47 em vez de 46 cromossomos - esta é a principal diferença entre uma pessoa nascida com síndrome de Down e outras pessoas. Excesso de material genético no para baixo leva à formação de muitas características dessas pessoas. Isso se aplica à aparência, ao estado dos órgãos internos, ao desenvolvimento mental e à capacidade de adaptação na sociedade humana.

Com tal patologia, o mundo nasce uma criança por 700-800 nascimentos. E isso acontece até nas famílias de pessoas muito saudáveis.

Contente

  1. Mais de cem anos atrás
  2. Sintomas da síndrome
  3. Capacidade mental
  4. Qual é a razão?
  5. Fatores de risco
  6. Previsão de vida
  7. Decisão dos pais
  8. Tratamento de síndroma

Mais de cem anos atrás

A primeira coisa a que os médicos prestaram atenção foi a aparência incomum de algumas crianças que estavam atrasadas no desenvolvimento de seus colegas e tinham problemas de saúde semelhantes.

Forma de crânio alterada, pescoço curto, rosto no qual o nariz, sobrancelhas, queixo são implicitamente expressos; nariz curto; olhos oblíquos com cantos voltados para cima; braços e pernas desproporcionalmente curtos, palmas pequenas - todos esses sinais ocorrem em vários graus.

O médico que notou o padrão no final do século 19 chamava-se John Down, e ele morava na Grã-Bretanha.
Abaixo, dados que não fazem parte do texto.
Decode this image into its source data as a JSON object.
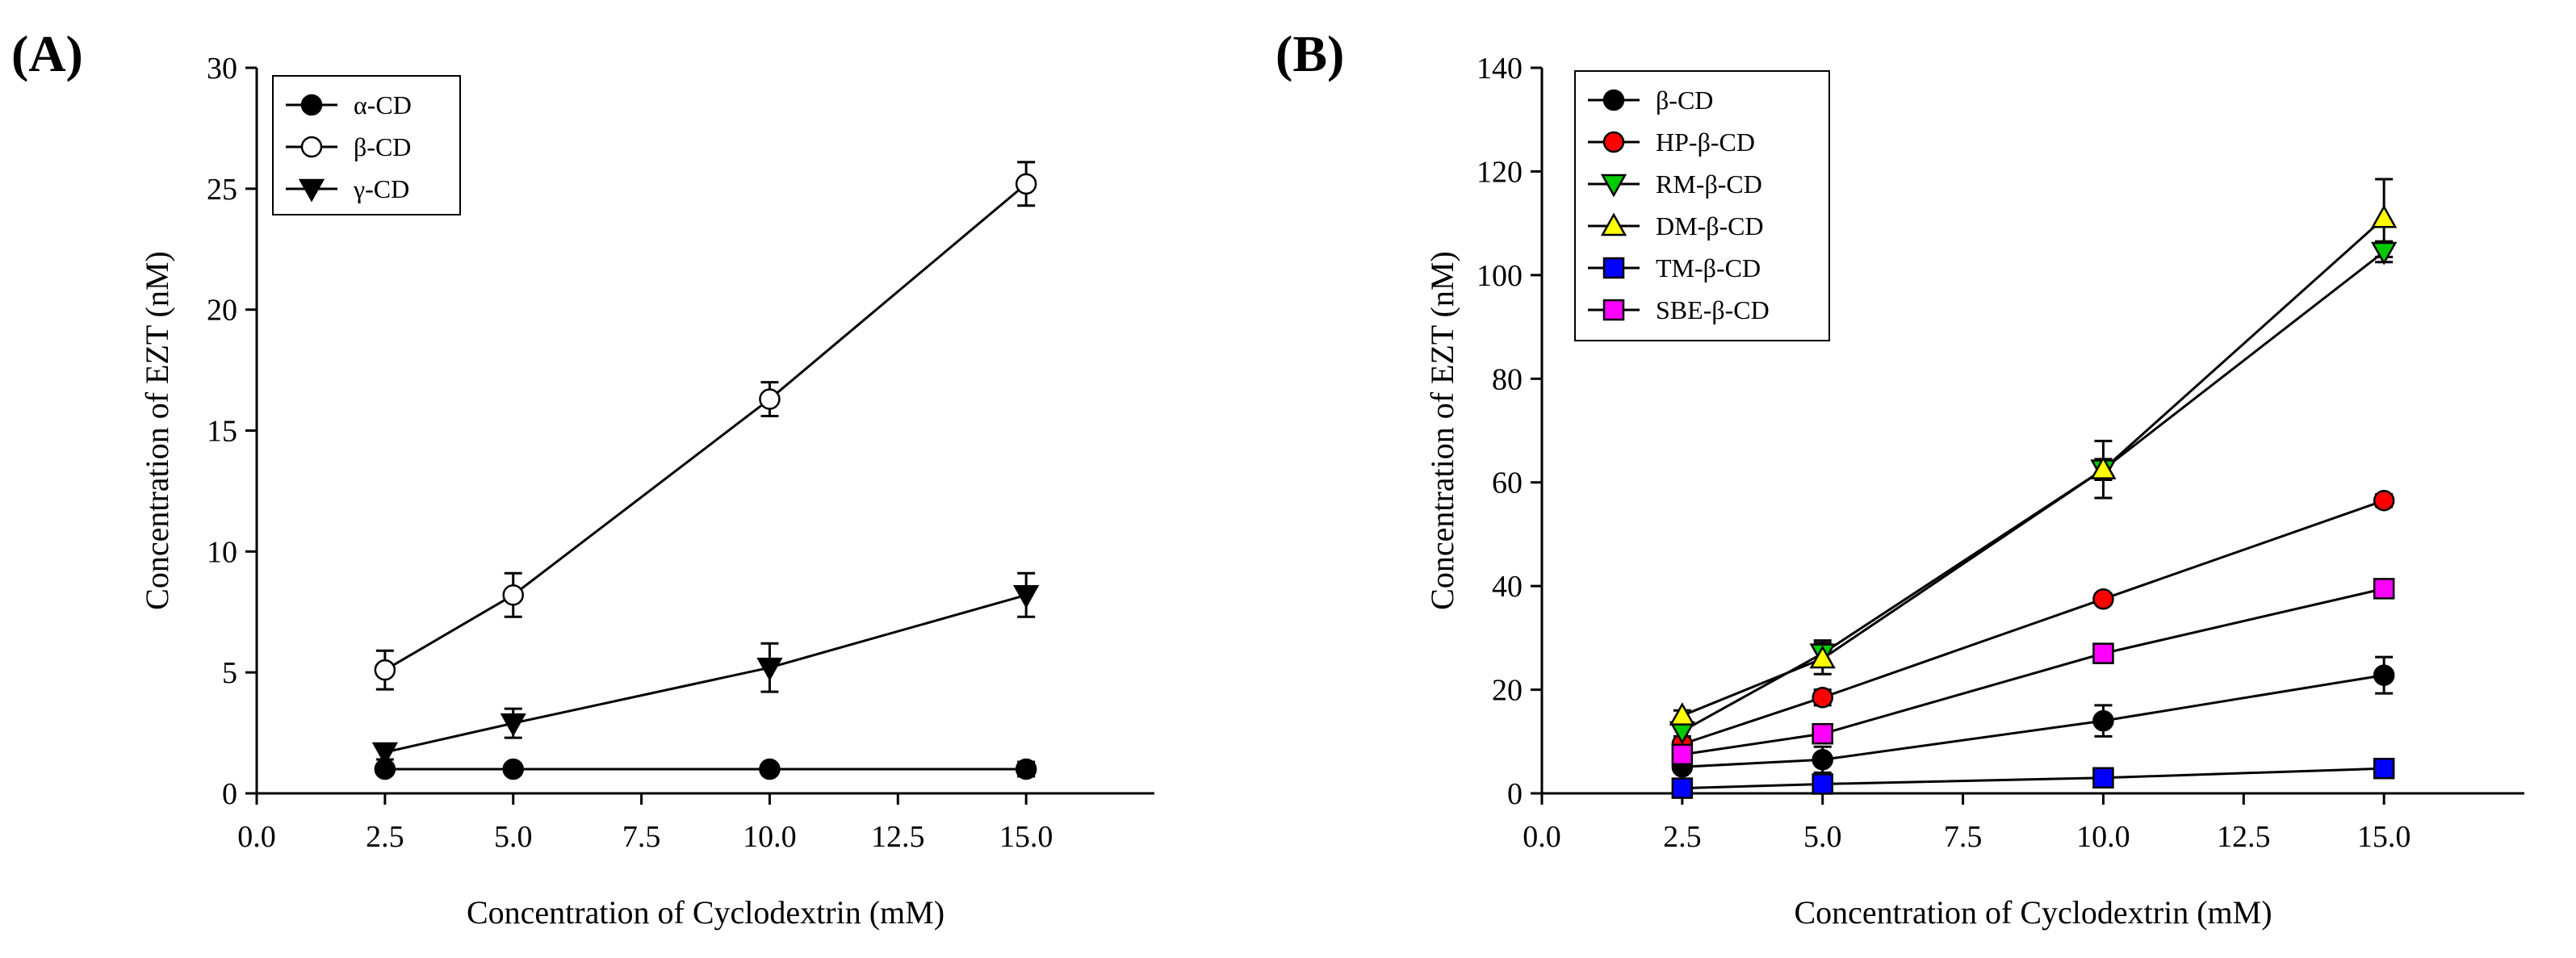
{
  "chart_data": [
    {
      "type": "line",
      "panel_label": "(A)",
      "xlabel": "Concentration of Cyclodextrin (mM)",
      "ylabel": "Concentration of EZT (nM)",
      "xlim": [
        0,
        17.5
      ],
      "ylim": [
        0,
        30
      ],
      "xticks": [
        0,
        2.5,
        5,
        7.5,
        10,
        12.5,
        15
      ],
      "xtick_labels": [
        "0.0",
        "2.5",
        "5.0",
        "7.5",
        "10.0",
        "12.5",
        "15.0"
      ],
      "yticks": [
        0,
        5,
        10,
        15,
        20,
        25,
        30
      ],
      "ytick_labels": [
        "0",
        "5",
        "10",
        "15",
        "20",
        "25",
        "30"
      ],
      "legend_position": "top-left",
      "x": [
        2.5,
        5,
        10,
        15
      ],
      "series": [
        {
          "name": "α-CD",
          "values": [
            1.0,
            1.0,
            1.0,
            1.0
          ],
          "errors": [
            0.2,
            0.2,
            0.2,
            0.3
          ],
          "marker": "circle",
          "fill": "#000000"
        },
        {
          "name": "β-CD",
          "values": [
            5.1,
            8.2,
            16.3,
            25.2
          ],
          "errors": [
            0.8,
            0.9,
            0.7,
            0.9
          ],
          "marker": "circle",
          "fill": "#ffffff"
        },
        {
          "name": "γ-CD",
          "values": [
            1.7,
            2.9,
            5.2,
            8.2
          ],
          "errors": [
            0.3,
            0.6,
            1.0,
            0.9
          ],
          "marker": "triangle-down",
          "fill": "#000000"
        }
      ]
    },
    {
      "type": "line",
      "panel_label": "(B)",
      "xlabel": "Concentration of Cyclodextrin (mM)",
      "ylabel": "Concentration of EZT (nM)",
      "xlim": [
        0,
        17.5
      ],
      "ylim": [
        0,
        140
      ],
      "xticks": [
        0,
        2.5,
        5,
        7.5,
        10,
        12.5,
        15
      ],
      "xtick_labels": [
        "0.0",
        "2.5",
        "5.0",
        "7.5",
        "10.0",
        "12.5",
        "15.0"
      ],
      "yticks": [
        0,
        20,
        40,
        60,
        80,
        100,
        120,
        140
      ],
      "ytick_labels": [
        "0",
        "20",
        "40",
        "60",
        "80",
        "100",
        "120",
        "140"
      ],
      "legend_position": "top-left",
      "x": [
        2.5,
        5,
        10,
        15
      ],
      "series": [
        {
          "name": "β-CD",
          "values": [
            5.1,
            6.5,
            14.0,
            22.8
          ],
          "errors": [
            1.0,
            2.5,
            3.0,
            3.5
          ],
          "marker": "circle",
          "fill": "#000000"
        },
        {
          "name": "HP-β-CD",
          "values": [
            9.5,
            18.5,
            37.5,
            56.5
          ],
          "errors": [
            0.8,
            1.5,
            1.0,
            1.2
          ],
          "marker": "circle",
          "fill": "#ff0000"
        },
        {
          "name": "RM-β-CD",
          "values": [
            12.0,
            27.0,
            62.5,
            104.5
          ],
          "errors": [
            1.0,
            2.5,
            2.0,
            2.0
          ],
          "marker": "triangle-down",
          "fill": "#00cc00"
        },
        {
          "name": "DM-β-CD",
          "values": [
            15.0,
            26.0,
            62.5,
            111.0
          ],
          "errors": [
            1.0,
            3.0,
            5.5,
            7.5
          ],
          "marker": "triangle-up",
          "fill": "#ffff00"
        },
        {
          "name": "TM-β-CD",
          "values": [
            1.0,
            1.8,
            3.0,
            4.8
          ],
          "errors": [
            0.3,
            0.4,
            0.4,
            0.5
          ],
          "marker": "square",
          "fill": "#0000ff"
        },
        {
          "name": "SBE-β-CD",
          "values": [
            7.5,
            11.5,
            27.0,
            39.5
          ],
          "errors": [
            0.8,
            1.0,
            1.0,
            1.0
          ],
          "marker": "square",
          "fill": "#ff00ff"
        }
      ]
    }
  ]
}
No início, devido ao formato "oriental" dos olhos, a patologia era chamada de "síndrome mongolóide".

Mas, quando cerca de cem anos após as observações do médico britânico o motivo foi descoberto o aparecimento de tais anomalias, tornou-se claro que a patologia nada tem a ver com o fato de uma pessoa pertencer a uma determinada raça.

O "culpado", como os cientistas descobriram, é um cromossomo extra. Se uma pessoa comum, saudável, de acordo com a medicina, 23 pares de cromossomos (no total - 46 peças), então a pessoa que sofre de síndrome de Down tem um cromossomo não pareado, o que aumenta total de até 47. Esta conclusão foi feita quando estudos mostraram que quantos cromossomos fazem crianças com um determinado conjunto de recursos.

Esse excesso torna-se a causa do desenvolvimento de muitos distúrbios no corpo: externos e internos. O excesso de material genético atrapalha a formação de órgãos e sistemas, assim como do cérebro, o que leva a anormalidades.

Sintomas da síndrome

Além das manifestações externas, desenvolvem-se vários distúrbios internos no corpo. Cerca de 40% dessas pessoas nascem com um defeito cardíaco.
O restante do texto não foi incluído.